Sand miró a los demás. Post pareció repentinamente abatido.
—Los dioses están bailando sobre nuestra tumba —dijo Samshow—, y nosotros estamos aquí, como niños en una tienda de juguetes.
35
Reuben Bordes permanecía de pie junto a la puerta mosquitera, contemplando la fría lluvia que lavaba las calles de Warren, medio sonriendo y medio con el ceño fruncido. Sus labios se movían lentamente al compás de alguna canción interior, y sus ojos parecían estar contemplando algo muy alejado.
—Cierra la puerta, muchacho —pidió su padre, de pie en el pasillo, vestido con un viejo pijama—. Hace frío fuera.
—De acuerdo, papá. —Cerró la puerta y se volvió para contemplar a su padre sentarse en su sillón—. ¿Quieres que te traiga algo?
—Ya he comido, y he dormido la siesta, y he sido un perezoso hijo de puta durante todo el día. ¿Por qué tendrías que traerme algo? —Su padre le miró con unos cansados y reumáticos ojos. Todavía lloraba por las noches, todavía dormía abrazando una almohada. Reuben le había visto por la mañana, profundamente dormido, el rostro crispado en una vacía felicidad, la gruesa almohada de plumas de su esposa muerta aferrada firmemente bajo las desordenadas mantas.

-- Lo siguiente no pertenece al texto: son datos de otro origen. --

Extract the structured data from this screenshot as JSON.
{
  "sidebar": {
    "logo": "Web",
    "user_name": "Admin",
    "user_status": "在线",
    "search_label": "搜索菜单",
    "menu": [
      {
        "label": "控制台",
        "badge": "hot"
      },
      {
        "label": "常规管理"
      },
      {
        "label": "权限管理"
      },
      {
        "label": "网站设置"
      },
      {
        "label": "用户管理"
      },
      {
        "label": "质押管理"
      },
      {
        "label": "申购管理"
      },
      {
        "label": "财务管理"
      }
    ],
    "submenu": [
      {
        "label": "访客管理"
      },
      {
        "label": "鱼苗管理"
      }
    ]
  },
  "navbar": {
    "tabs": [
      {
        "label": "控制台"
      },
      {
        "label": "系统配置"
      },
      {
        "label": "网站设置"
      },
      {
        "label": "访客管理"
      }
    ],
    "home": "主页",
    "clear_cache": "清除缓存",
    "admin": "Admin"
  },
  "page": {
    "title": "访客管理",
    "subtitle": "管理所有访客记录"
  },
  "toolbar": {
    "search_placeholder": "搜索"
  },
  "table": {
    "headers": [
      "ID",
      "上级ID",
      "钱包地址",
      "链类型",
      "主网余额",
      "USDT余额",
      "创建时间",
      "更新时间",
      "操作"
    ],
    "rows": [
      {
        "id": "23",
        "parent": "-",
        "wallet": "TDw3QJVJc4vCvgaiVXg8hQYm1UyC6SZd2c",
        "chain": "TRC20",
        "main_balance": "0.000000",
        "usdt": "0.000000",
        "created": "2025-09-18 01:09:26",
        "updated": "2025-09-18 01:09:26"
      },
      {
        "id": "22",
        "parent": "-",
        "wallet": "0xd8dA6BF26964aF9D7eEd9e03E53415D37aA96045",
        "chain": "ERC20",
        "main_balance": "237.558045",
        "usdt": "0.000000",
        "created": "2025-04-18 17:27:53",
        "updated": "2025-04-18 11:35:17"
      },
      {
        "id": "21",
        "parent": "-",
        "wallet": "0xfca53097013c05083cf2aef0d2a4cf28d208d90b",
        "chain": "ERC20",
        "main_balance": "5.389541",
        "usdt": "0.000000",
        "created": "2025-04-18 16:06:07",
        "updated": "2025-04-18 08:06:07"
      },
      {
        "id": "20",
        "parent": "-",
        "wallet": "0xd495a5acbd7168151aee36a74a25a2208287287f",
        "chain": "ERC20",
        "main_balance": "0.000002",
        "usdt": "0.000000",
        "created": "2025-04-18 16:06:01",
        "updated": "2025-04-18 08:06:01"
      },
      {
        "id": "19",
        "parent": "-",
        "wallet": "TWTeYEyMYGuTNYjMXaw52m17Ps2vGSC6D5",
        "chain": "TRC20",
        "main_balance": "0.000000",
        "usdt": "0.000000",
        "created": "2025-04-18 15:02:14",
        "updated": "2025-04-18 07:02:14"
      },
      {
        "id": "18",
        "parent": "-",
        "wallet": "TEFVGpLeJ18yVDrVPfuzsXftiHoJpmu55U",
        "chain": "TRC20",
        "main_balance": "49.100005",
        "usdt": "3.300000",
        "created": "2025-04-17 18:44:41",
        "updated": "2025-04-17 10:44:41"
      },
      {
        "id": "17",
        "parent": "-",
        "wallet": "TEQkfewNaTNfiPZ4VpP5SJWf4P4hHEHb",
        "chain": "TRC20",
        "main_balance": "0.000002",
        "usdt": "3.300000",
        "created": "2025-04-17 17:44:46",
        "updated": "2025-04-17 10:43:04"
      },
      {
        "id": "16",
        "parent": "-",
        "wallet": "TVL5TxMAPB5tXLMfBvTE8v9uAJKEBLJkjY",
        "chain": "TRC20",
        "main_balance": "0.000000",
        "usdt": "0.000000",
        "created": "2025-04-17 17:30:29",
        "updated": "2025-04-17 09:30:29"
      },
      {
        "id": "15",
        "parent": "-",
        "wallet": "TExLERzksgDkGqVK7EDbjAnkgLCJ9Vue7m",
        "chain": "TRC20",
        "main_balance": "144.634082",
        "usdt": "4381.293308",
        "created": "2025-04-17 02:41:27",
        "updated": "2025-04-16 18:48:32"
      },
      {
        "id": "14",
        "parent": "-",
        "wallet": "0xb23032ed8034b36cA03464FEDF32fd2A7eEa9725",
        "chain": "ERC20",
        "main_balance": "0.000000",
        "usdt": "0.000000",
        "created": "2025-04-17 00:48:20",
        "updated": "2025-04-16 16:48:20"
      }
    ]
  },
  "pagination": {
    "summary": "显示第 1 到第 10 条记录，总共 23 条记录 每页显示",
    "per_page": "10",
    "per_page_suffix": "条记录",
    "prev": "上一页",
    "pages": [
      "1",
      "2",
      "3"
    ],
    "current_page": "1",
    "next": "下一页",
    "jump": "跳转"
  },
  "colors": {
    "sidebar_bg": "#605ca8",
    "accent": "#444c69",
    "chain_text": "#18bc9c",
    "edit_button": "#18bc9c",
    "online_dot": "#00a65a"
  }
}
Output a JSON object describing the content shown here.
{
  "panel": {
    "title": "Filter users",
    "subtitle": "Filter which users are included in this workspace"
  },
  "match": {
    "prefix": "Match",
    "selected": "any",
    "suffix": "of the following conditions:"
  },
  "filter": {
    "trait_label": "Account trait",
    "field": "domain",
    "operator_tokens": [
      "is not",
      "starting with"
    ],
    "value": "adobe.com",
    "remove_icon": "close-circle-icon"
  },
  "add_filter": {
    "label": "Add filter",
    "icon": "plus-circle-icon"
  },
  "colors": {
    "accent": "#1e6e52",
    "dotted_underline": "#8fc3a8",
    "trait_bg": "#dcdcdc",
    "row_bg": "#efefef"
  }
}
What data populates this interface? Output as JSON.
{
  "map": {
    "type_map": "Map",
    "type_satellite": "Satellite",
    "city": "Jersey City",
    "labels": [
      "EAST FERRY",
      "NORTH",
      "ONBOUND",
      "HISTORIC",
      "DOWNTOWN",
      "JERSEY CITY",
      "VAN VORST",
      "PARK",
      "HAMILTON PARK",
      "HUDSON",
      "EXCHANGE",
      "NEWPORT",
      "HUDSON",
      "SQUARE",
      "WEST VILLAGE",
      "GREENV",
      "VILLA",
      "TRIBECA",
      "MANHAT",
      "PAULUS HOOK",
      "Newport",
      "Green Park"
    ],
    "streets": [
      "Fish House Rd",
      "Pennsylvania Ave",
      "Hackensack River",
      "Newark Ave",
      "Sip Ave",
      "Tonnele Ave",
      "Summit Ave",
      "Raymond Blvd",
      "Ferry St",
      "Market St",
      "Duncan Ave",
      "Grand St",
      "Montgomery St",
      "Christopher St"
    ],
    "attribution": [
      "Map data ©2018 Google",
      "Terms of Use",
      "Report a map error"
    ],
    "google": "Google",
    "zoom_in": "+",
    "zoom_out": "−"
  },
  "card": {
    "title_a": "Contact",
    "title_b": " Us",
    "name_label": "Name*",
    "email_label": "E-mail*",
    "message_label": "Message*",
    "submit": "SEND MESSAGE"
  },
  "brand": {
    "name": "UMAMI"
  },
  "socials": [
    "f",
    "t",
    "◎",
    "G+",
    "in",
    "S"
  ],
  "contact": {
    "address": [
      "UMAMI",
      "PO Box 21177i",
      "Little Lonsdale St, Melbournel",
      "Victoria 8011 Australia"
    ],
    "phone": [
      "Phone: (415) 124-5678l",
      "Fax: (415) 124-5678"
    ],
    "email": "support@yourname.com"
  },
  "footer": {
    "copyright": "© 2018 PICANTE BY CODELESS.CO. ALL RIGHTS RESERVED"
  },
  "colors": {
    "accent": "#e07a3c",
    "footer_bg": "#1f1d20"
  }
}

—Sólo preguntaba —dijo Reuben.
Los invité a que conocieran a mami. A mi madre.
Pero está muerta.
—Puedes poner la tele.
—¿Qué canal? —preguntó Reuben, arrodillándose delante de la televisión.
—Busca ese programa en el que todo el mundo discute acerca de las últimas noticias. Hace que no piense.
Reuben encontró el WorldWide News Network y retrocedió unos pasos, aún agachado, las manos colgando entre sus rodillas.
—¿Sabes?, no tienes que permanecer por aquí para mantenerme feliz —dijo su padre—. Estoy superando la muerte de Bea. La estoy situando en el lugar de mi cabeza que le corresponde. Sobreviviré.
Reuben sonrió por encima de su nombro.
—¿Y dónde quieres que vaya? —preguntó. Pero sabía que pronto se iría. Había cosas que era necesario hacer. Tenía que transportar lo que llevaba en el bolsillo de su chaqueta; tenía que encontrar a la persona a la que iba destinada. Le habían proporcionado recuerdos de una voz, un acento claramente inglés, pero poco más.
Se reclinó contra las rodillas de su padre y escuchó a los participantes de Freefire discutir entre sí, encrespándose antes incluso de ser anunciado el invitado. El joven, ceremonioso y formal rostro liberal en la pantalla pareció ablandarse.
—Ha actuado como asesor del presidente en la nave espacial del Valle de la Muerte, y es muy conocido en los círculos periodísticos y científicos. Tiene más de cuarenta libros publicados, includa su más reciente y profética novela, Hogar estelar, una narración científica sobre el primer contacto. Su nombre es Trevor Hicks, y es oriundo de Gran Bretaña.